Rethinking the regulatory framework: the extensive regulatory reform of financial services since the financial crisis has made the system stronger and more resilient but has reached a point where the scale and complexity of the regulatory framework is acting as a drag on growth. There is a strong case for simplifying the framework without undermining the core tenets of financial stability, consumer protection, and market integrity. In some cases, there is a case for reforming some of the substance of regulation.
The next 10 years: if the EU is to avoid another lost decade in capital markets, member states and EU authorities will need to engage on what they are trying to achieve, focus on a small number of priorities, and embrace some of the trade-offs and difficult political decisions involved.
A reason for optimism? The good news is that the recent political focus on how capital markets can help support the European economy and drive its competitiveness as well as the European Commission’s new term can help inject more urgency into building bigger and better capital markets in the EU. The new savings and investments union (SIU) initiative is an opportunity to drive concrete change.

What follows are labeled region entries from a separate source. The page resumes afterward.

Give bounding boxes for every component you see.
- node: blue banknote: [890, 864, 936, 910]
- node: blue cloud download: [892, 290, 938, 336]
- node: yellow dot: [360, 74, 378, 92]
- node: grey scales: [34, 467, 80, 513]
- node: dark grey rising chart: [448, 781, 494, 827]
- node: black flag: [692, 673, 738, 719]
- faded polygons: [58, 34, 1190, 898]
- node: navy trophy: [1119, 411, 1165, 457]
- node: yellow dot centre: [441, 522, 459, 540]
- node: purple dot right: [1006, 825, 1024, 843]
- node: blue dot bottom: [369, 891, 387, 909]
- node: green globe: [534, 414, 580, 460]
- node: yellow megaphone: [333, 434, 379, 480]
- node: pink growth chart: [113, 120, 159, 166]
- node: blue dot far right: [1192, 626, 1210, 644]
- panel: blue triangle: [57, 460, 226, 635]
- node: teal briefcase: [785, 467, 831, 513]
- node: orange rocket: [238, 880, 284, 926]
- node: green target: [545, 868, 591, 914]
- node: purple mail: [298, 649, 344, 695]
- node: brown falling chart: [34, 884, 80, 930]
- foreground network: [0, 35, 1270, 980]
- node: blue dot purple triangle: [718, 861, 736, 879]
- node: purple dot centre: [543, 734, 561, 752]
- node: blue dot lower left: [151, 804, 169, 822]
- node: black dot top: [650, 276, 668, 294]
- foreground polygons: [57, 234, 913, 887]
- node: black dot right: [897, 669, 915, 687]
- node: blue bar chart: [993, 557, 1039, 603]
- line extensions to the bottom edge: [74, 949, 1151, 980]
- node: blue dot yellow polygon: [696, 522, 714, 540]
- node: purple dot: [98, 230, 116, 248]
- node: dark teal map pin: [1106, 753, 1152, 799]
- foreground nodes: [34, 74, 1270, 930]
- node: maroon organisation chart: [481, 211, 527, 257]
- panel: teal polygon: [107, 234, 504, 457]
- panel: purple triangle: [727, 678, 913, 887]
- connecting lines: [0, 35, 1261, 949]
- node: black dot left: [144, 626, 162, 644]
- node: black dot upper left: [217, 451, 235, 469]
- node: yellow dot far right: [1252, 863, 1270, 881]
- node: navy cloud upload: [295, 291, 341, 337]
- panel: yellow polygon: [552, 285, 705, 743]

A standout sector: the flatlining in the depth of EU capital markets disguises the fact that some key sectors have seen significant growth. Venture capital investment in the EU has nearly quadrupled relative to GDP over the past decade, and there has been significant growth in asset management and investment funds in the EU.
A standout market: Sweden remains the standout market with capital markets that are more than twice as big relative to GDP as the EU average (and three times deeper than in Germany). Its deep pools of long-term capital, high retail participation, and vibrant venture capital and equity markets demonstrate what individual countries can achieve within the EU framework.
Going backwards: at the same time, activity across the EU in key areas such as equity markets, corporate bond markets, and securitisation has shrunk relative to GDP over the past decade. Two of the key aims of CMU were to diversify the financing options for companies in the EU and to encourage a shift from bank savings to investment - but this is happening too slowly or not happening at all.
The competitiveness of the EU: capital markets in the EU are not keeping up with other economies in financing and supporting their own economy. In almost all sectors of the capital markets, the EU’s market share of global activity has declined in recent years. There is not enough long-term capital to meet the investment needs of the EU, and EU capital markets are not really catching up with the US or UK.
A renewed commitment: this report does not outline a detailed policy agenda but instead paints a vision of how the EU and member states can work together to deliver concrete change in simplifying the regulatory framework and driving growth: from the top down, with the EU focusing on a small number of focused, high-impact, and achievable initiatives (while avoiding blind alleys). And from the bottom up, with more member states taking more responsibility for developing their own capital markets at a national level.